By Richard Cowan
WASHINGTON (Reuters) – Ukrainian President Volodymyr Zelenskiy on Wednesday is set to make an urgent appeal to the U.S. Congress for more help in fending off a Russian invasion that has brought death and destruction and sent a wave of refugees fleeing his country.
Zelenskiy’s virtual address to members of the House of Representatives and Senate, scheduled for 9 a.m. EDT (1300 GMT), comes a day after he made a plea to Canada’s parliament for more Western sanctions on Russia and the imposition of a no-fly zone over Ukraine.
A no-fly zone is a step that U.S. President Joe Biden and NATO allies have resisted out of a fear of escalating the war that began with Russia’s Feb. 24 invasion. Biden on Tuesday signed into law $13.6 billion in emergency aid to Ukraine to help it obtain more weaponry and for humanitarian assistance.
Zelenskiy has sought in recent weeks to shore up support for his country in various speeches to foreign audiences, also including the European Parliament and the British Parliament.
Support for Ukraine is a rare instance in which Republicans and Democrats have aligned in a sharply divided Congress, with some lawmakers in both parties urging Biden to go further in helping Ukraine. There is some bipartisan support in Congress for rushing combat aircraft to Ukraine.
Senate Republican Leader Mitch McConnell on Tuesday told reporters he does not expect Zelenskiy to ask for direct U.S. engagement or for a no-fly zone, which could require NATO forces to fire on Russian aircraft.

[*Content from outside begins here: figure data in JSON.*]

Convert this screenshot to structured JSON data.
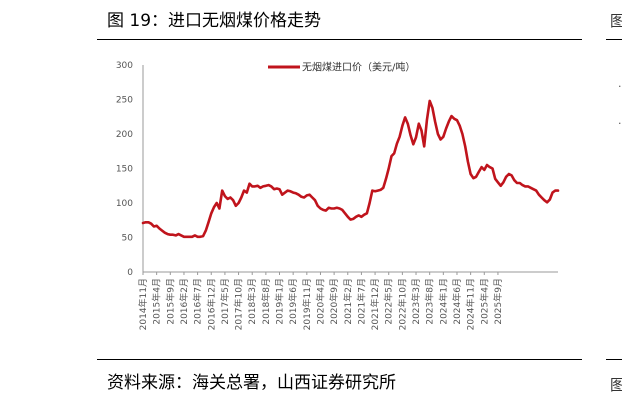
{
  "figure": {
    "title": "图 19：进口无烟煤价格走势",
    "source": "资料来源：海关总署，山西证券研究所",
    "right_edge_glyph": "图",
    "right_edge_marks": [
      "·",
      "·"
    ]
  },
  "chart_data": {
    "type": "line",
    "title": "",
    "xlabel": "",
    "ylabel": "",
    "ylim": [
      0,
      300
    ],
    "yticks": [
      0,
      50,
      100,
      150,
      200,
      250,
      300
    ],
    "grid": false,
    "legend_position": "top-center",
    "x_tick_labels": [
      "2014年11月",
      "2015年4月",
      "2015年9月",
      "2016年2月",
      "2016年7月",
      "2016年12月",
      "2017年5月",
      "2017年10月",
      "2018年3月",
      "2018年8月",
      "2019年1月",
      "2019年6月",
      "2019年11月",
      "2020年4月",
      "2020年9月",
      "2021年2月",
      "2021年7月",
      "2021年12月",
      "2022年5月",
      "2022年10月",
      "2023年3月",
      "2023年8月",
      "2024年1月",
      "2024年6月",
      "2024年11月",
      "2025年4月",
      "2025年9月"
    ],
    "series": [
      {
        "name": "无烟煤进口价（美元/吨）",
        "color": "#c0141c",
        "start": "2014年11月",
        "end": "2025年9月",
        "frequency": "monthly",
        "values": [
          71,
          72,
          72,
          70,
          66,
          67,
          63,
          60,
          57,
          55,
          54,
          54,
          53,
          55,
          53,
          51,
          51,
          51,
          51,
          53,
          51,
          51,
          52,
          60,
          72,
          85,
          94,
          100,
          92,
          118,
          110,
          106,
          108,
          104,
          96,
          100,
          108,
          118,
          115,
          128,
          124,
          124,
          125,
          122,
          124,
          125,
          126,
          124,
          120,
          121,
          120,
          112,
          115,
          118,
          117,
          115,
          114,
          112,
          109,
          108,
          111,
          112,
          108,
          104,
          96,
          92,
          90,
          89,
          93,
          92,
          92,
          93,
          92,
          90,
          85,
          80,
          76,
          77,
          80,
          82,
          80,
          83,
          85,
          100,
          118,
          117,
          118,
          119,
          122,
          135,
          150,
          168,
          172,
          186,
          196,
          212,
          224,
          215,
          198,
          185,
          195,
          215,
          205,
          182,
          220,
          248,
          238,
          218,
          200,
          192,
          196,
          208,
          218,
          226,
          222,
          220,
          212,
          200,
          182,
          160,
          142,
          136,
          138,
          145,
          152,
          148,
          155,
          152,
          150,
          135,
          130,
          125,
          130,
          138,
          142,
          140,
          133,
          129,
          129,
          126,
          124,
          124,
          122,
          120,
          118,
          112,
          108,
          104,
          101,
          105,
          115,
          118,
          118
        ]
      }
    ]
  }
}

“But there are a lot of weapons that are extremely effective at controlling the air,” McConnell said, citing warplanes that Poland has offered to provide Ukraine.

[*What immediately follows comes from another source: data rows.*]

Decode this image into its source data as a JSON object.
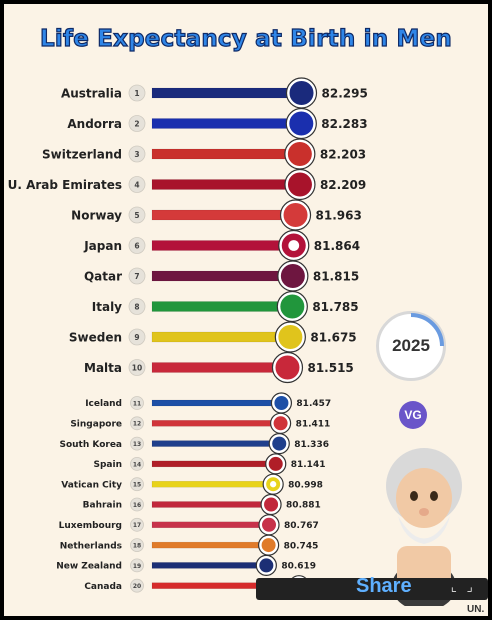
{
  "header": {
    "title": "Life Expectancy at Birth in Men"
  },
  "year_badge": {
    "label": "2025",
    "progress": 0.25
  },
  "logo": {
    "label": "VG",
    "color": "#6a55c9"
  },
  "share": {
    "label": "Share",
    "corner": "⌞ ⌟"
  },
  "source": {
    "label": "UN."
  },
  "chart_data": {
    "type": "bar",
    "orientation": "horizontal",
    "title": "Life Expectancy at Birth in Men",
    "categories": [
      "Australia",
      "Andorra",
      "Switzerland",
      "U. Arab Emirates",
      "Norway",
      "Japan",
      "Qatar",
      "Italy",
      "Sweden",
      "Malta",
      "Iceland",
      "Singapore",
      "South Korea",
      "Spain",
      "Vatican City",
      "Bahrain",
      "Luxembourg",
      "Netherlands",
      "New Zealand",
      "Canada"
    ],
    "ranks": [
      "1",
      "2",
      "3",
      "4",
      "5",
      "6",
      "7",
      "8",
      "9",
      "10",
      "11",
      "12",
      "13",
      "14",
      "15",
      "16",
      "17",
      "18",
      "19",
      "20"
    ],
    "values": [
      82.295,
      82.283,
      82.203,
      82.209,
      81.963,
      81.864,
      81.815,
      81.785,
      81.675,
      81.515,
      81.457,
      81.411,
      81.336,
      81.141,
      80.998,
      80.881,
      80.767,
      80.745,
      80.619,
      null
    ],
    "value_labels": [
      "82.295",
      "82.283",
      "82.203",
      "82.209",
      "81.963",
      "81.864",
      "81.815",
      "81.785",
      "81.675",
      "81.515",
      "81.457",
      "81.411",
      "81.336",
      "81.141",
      "80.998",
      "80.881",
      "80.767",
      "80.745",
      "80.619",
      ""
    ],
    "colors": [
      "#1a2a7c",
      "#1a2fae",
      "#c9302c",
      "#a8132b",
      "#d43a3a",
      "#b3123a",
      "#6e1640",
      "#21963c",
      "#e0c41c",
      "#c8283a",
      "#1d4fa6",
      "#d0343a",
      "#1f3f8c",
      "#b01e28",
      "#e8d31a",
      "#c1273b",
      "#c7324a",
      "#e07b2a",
      "#1c2f75",
      "#d62b2b"
    ],
    "flag_icons": [
      "australia-flag",
      "andorra-flag",
      "switzerland-flag",
      "uae-flag",
      "norway-flag",
      "japan-flag",
      "qatar-flag",
      "italy-flag",
      "sweden-flag",
      "malta-flag",
      "iceland-flag",
      "singapore-flag",
      "south-korea-flag",
      "spain-flag",
      "vatican-flag",
      "bahrain-flag",
      "luxembourg-flag",
      "netherlands-flag",
      "new-zealand-flag",
      "canada-flag"
    ],
    "legend": "none",
    "grid": false
  }
}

The speech will be broadcast live, unlike a private conversation Zelenskiy held on March 5 with U.S. lawmakers during which he made a plea for aircraft to help Ukraine fend off aerial attacks by Russia.

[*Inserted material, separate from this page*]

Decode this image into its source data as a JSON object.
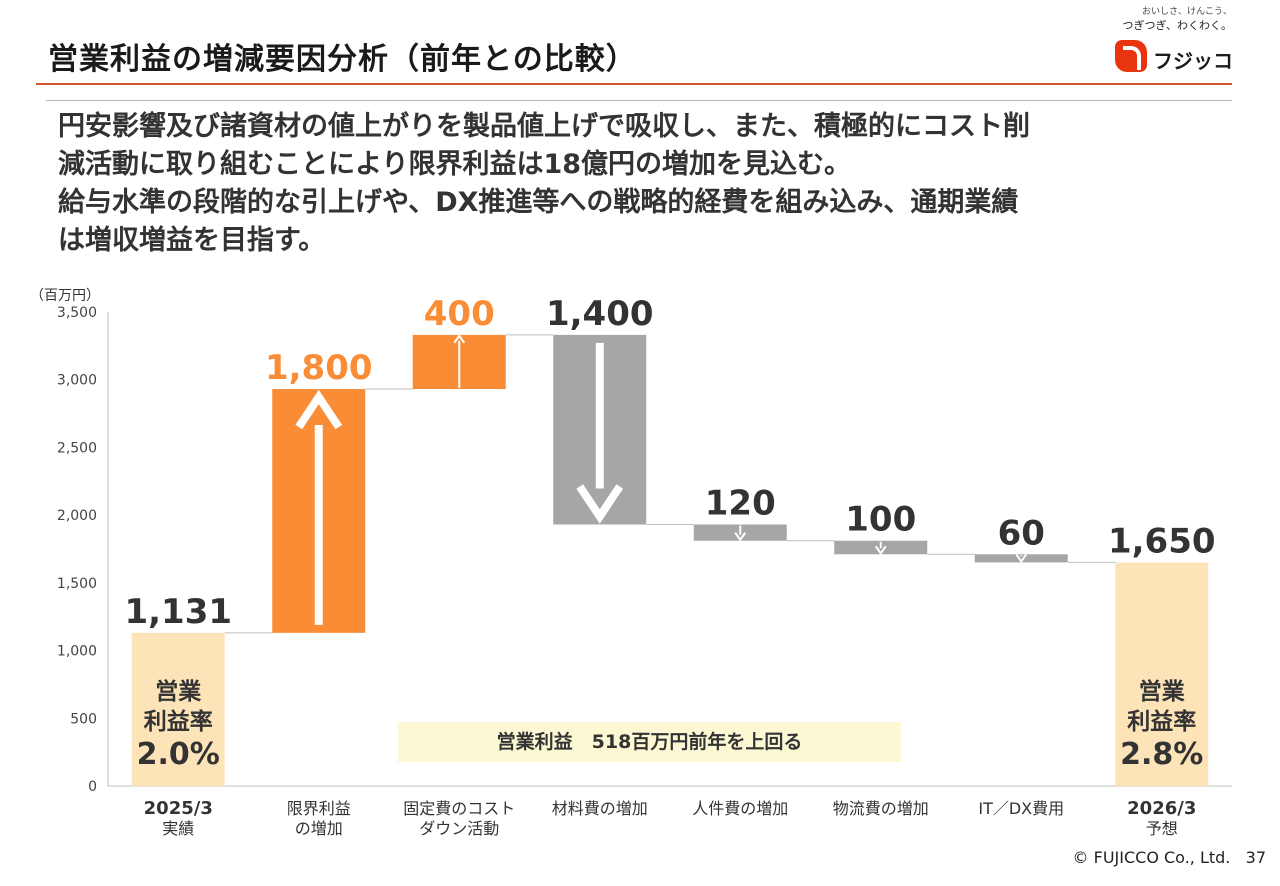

“We are not asking for much. We are asking for justice, for real support,” Zelenskiy told Canadian lawmakers on Tuesday.
The United Nations estimates that around 3 million people have fled Ukraine, mostly women and children, and are seeking safety in neighboring countries, mainly Poland.
Biden has announced a ban on Russian oil and other energy imports and has called for a suspension of Russia’s trading status that affords its exported products lower tariffs in the international arena. The House is attempting to pass legislation responding to Biden’s request this week.
HISTORIC VISITS
It is rare for foreign leaders to address the U.S. Congress during wartime. A famous example came in 1941, when British Prime Minister Winston Churchill spoke to Congress just weeks after Japan’s attack on Pearl Harbor that drew the United States into World War Two. Churchill warned that “many disappointments and unpleasant surprises await us.”
In 2015, Israeli Prime Minister Benjamin Netanyahu delivered a speech to Congress opposing an international deal aimed at discouraging Iran from developing nuclear weapons as the matter was being debated in Washington.
The first foreign leader to address a joint meeting of Congress was King Kalakaua of Hawaii in 1874, before Hawaii became a state.
Following the breakup of the Soviet Union, Russian President Boris Yeltsin in 1992 addressed Congress. Yeltsin’s upbeat speech proclaimed: “We have left behind the period when America and Russia looked at each other through gun sights, ready to pull the trigger at any time.”
But the sanctions leveled by the United States and its allies against Russia following the invasion and moves to shore up Ukraine’s military capability have brought back memories of the decades-long Cold War between the United States and Soviet Union to which Yeltsin had referred.